Blue Line---Government actual and projections      Red Line---Consensus private economists                                                                                                                                                

During the Bush presidency the country went through a recession and the devastating economic impact of 9/11 in 2001.  Yet, due pro-growth policies, the inflation adjusted Net GDP per Person showed overall growth during President Bush's time in office.

The apologists for the Obama Administration may try to say they are simply trying to work their way out of the economic debacle left to them by the Bush Administration; however, the government's own optimistic projections show their efforts will not work even over a six year period.

They may also attempt to argue that the higher government spending is in reality a redistribution of wealth.  That wealth must first be taken from the American people by way of taxes or borrowing, thus reducing the amount of capital available for business expansion and job creation as well as money to sustain retail spending.

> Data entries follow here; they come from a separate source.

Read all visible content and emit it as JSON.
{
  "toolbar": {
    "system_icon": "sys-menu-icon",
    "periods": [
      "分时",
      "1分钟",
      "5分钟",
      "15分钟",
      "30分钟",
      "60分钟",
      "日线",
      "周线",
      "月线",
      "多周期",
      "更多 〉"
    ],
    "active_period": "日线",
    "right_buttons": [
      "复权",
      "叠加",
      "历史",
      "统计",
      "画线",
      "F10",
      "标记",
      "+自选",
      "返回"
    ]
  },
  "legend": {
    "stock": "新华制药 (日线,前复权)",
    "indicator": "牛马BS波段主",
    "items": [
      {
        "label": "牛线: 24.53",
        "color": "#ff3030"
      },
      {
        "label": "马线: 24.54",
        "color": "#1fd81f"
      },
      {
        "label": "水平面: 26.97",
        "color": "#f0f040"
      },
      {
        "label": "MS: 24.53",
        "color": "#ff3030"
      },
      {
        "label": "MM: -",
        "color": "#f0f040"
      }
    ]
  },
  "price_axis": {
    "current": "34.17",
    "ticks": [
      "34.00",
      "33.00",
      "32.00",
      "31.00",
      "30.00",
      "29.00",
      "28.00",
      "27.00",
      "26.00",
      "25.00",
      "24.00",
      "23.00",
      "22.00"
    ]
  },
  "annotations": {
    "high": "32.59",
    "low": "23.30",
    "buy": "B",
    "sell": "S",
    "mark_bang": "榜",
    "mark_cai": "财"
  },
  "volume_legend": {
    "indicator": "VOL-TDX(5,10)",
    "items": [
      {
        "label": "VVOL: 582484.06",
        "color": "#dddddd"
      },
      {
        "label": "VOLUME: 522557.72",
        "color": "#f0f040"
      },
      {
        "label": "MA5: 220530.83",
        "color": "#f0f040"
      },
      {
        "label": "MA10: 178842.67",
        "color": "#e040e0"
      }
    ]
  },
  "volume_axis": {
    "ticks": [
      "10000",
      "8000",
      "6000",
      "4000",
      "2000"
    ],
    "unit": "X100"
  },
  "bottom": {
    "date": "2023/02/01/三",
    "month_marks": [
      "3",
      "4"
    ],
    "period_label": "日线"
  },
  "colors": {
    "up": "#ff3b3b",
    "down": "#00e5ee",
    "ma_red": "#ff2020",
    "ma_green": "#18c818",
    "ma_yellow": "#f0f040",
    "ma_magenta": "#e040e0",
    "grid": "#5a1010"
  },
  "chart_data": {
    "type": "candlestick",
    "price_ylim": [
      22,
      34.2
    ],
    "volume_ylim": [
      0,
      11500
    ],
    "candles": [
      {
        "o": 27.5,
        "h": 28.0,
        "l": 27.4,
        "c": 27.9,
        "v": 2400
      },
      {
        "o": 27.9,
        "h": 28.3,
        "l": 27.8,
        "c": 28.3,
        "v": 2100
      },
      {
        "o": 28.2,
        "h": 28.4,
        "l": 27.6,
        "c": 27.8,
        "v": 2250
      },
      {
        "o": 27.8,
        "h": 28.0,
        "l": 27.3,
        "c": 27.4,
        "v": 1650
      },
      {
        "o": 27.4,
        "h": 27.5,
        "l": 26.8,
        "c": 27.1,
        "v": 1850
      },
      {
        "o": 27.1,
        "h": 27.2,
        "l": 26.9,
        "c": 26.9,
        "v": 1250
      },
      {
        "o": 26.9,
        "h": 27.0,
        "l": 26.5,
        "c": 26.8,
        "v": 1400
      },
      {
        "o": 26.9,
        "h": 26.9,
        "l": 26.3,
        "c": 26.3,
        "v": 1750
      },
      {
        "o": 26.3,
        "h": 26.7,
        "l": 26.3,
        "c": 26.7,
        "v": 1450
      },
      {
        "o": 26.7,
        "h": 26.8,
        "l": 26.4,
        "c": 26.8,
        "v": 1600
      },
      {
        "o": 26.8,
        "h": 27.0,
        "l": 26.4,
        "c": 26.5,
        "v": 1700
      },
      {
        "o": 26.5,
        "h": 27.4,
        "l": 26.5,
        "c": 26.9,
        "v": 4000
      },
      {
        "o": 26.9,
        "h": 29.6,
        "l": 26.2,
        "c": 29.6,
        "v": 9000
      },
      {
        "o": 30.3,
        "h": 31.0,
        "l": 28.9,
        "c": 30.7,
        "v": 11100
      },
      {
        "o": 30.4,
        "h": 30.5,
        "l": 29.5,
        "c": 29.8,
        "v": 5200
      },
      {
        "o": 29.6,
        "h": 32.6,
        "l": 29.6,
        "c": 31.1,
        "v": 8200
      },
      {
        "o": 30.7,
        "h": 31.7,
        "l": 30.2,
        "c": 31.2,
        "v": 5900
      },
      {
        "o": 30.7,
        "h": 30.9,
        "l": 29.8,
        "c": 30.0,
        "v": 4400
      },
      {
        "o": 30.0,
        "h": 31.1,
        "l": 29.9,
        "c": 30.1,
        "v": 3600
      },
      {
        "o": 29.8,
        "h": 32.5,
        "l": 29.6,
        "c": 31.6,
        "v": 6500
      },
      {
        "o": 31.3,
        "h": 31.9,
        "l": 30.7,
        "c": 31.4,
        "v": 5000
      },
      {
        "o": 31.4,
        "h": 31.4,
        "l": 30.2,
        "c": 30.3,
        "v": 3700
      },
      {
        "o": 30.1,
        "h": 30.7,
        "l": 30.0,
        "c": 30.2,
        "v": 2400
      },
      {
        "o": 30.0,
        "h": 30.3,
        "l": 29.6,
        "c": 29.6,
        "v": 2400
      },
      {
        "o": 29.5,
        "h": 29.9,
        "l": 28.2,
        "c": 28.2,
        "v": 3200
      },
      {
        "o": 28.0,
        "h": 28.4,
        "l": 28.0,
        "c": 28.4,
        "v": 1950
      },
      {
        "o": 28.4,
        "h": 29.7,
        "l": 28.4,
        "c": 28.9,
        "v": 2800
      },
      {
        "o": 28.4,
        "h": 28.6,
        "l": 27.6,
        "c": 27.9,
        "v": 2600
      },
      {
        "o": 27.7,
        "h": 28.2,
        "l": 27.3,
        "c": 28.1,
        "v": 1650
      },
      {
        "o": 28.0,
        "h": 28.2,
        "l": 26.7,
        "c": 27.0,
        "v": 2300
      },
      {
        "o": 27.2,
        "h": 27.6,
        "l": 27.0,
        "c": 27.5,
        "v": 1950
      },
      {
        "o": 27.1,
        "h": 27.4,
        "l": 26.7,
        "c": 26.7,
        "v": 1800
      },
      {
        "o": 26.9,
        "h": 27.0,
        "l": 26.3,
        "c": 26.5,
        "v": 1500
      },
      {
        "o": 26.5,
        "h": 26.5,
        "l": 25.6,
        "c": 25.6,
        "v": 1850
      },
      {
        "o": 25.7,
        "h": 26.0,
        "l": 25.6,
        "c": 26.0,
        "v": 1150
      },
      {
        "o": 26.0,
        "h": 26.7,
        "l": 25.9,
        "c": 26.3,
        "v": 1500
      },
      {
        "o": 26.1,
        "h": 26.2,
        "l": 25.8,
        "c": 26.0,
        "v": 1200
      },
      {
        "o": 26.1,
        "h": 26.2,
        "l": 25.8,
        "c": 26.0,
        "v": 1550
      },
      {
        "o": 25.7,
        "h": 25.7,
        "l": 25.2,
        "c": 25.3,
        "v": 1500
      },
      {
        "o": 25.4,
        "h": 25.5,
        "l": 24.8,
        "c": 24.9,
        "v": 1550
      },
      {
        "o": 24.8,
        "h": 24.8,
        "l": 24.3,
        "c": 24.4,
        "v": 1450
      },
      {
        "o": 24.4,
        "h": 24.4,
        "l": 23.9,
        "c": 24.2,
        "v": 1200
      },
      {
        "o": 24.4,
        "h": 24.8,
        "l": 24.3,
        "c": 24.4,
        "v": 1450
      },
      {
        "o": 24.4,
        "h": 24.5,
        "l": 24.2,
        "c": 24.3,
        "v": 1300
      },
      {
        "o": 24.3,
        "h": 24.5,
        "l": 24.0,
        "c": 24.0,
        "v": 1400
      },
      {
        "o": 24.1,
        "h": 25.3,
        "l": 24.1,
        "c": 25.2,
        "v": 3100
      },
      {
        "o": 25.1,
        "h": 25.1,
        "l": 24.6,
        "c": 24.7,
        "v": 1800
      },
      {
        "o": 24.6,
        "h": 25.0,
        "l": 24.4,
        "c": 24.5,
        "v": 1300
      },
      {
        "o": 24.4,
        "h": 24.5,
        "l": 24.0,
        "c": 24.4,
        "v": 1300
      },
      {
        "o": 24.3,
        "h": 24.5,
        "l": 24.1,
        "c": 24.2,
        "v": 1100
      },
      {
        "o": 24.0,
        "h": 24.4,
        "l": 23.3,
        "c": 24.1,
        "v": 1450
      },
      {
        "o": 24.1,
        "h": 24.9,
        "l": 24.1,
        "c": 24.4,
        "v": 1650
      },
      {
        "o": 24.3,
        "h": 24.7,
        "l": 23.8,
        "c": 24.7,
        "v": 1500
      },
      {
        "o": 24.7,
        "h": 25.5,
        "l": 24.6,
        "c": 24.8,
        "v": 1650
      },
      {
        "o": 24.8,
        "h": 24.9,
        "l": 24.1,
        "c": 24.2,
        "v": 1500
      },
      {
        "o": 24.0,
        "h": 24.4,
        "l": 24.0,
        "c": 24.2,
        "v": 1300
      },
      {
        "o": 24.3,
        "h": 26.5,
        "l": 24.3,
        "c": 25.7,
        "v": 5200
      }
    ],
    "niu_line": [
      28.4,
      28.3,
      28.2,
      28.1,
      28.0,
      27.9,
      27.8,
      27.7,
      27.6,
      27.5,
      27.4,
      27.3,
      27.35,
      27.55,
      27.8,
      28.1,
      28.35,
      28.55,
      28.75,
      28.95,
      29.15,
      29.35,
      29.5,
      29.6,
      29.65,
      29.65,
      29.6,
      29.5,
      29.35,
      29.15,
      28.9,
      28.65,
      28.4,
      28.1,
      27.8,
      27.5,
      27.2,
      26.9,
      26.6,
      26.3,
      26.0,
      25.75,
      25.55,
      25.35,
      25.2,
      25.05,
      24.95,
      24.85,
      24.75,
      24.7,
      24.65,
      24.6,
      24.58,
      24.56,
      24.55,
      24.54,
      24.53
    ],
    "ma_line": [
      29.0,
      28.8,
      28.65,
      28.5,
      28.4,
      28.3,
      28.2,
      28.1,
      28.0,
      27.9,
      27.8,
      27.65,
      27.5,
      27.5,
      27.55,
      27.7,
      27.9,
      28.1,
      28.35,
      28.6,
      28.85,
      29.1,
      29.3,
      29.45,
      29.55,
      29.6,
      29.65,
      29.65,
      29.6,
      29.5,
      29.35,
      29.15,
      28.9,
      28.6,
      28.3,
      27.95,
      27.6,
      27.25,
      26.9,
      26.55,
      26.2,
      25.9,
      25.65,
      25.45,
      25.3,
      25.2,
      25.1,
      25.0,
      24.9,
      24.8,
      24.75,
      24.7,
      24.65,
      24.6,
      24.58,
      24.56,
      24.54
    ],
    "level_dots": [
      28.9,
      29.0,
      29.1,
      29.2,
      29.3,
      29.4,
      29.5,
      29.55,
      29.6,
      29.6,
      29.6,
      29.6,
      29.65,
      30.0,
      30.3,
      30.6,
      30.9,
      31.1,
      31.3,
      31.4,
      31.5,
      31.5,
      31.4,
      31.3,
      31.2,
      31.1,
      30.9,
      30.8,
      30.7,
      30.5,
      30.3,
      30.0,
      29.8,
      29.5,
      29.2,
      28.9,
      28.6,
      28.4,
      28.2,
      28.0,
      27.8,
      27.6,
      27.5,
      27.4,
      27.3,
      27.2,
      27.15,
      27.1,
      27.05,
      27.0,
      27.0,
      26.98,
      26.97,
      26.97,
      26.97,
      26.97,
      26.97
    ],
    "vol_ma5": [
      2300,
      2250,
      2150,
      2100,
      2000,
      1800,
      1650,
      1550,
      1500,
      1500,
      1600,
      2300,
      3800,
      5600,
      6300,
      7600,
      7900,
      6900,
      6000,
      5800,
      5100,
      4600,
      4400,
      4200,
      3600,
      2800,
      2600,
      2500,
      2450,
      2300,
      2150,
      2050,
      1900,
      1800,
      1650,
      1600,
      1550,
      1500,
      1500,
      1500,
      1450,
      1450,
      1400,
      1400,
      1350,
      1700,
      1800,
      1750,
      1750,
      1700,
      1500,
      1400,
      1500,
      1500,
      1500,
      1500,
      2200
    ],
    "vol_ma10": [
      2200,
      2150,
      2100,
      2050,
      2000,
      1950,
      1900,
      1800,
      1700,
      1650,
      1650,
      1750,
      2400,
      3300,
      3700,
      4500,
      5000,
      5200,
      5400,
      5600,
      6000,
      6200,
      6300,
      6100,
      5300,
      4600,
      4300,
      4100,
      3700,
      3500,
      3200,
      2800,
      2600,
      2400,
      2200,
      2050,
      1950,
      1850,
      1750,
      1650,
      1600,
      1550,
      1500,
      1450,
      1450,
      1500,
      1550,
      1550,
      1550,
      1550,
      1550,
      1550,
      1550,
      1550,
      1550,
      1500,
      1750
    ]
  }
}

 The end product of the redistributive argument can be seen in the economic stagnation of the countries of Western Europe.  The main reason these economies have not deteriorated further is due to the declining rate of replacement population growth.

The United States will experience a population growth of nearly 11 million people over the next five years.  Per the Bureau of Labor Statistics, the labor force will increase over 5.2 million during this same period requiring the economy to produce sufficient jobs for the new workers and recover the 7 million jobs lost since 2008.

This cannot be done if the economy is weighed down with the shackles of government spending and intrusion at the federal, state and local levels.

The country will never see the net GDP per person experienced in 2000 if policies such as Health Care Reform and Cap and Trade are enacted, taxes raised dramatically and nearly trillion dollar annual deficits are experienced for the next ten years. 

For the first time in our history future generations will be worse off than the present ones.  The Bush presidency could mark the peak of economic growth and prosperity in the 21st century.

This can be reversed, but it can only happen if the voting public becomes more aware of the current and prospective situation.  With that awareness become more engaged in the political process, stop being single issue voters and falling prey to the maxim that there is no difference between Republicans and Democrats.  Those current elected Republicans who fail to address the future of our country should be challenged in primaries. 

There is not the time for third parties to ascend to power sufficient to change the course we are on.  The next election cycle in 2010 may be the most important off-year election in our history.  Time is something we, as a nation, have little of.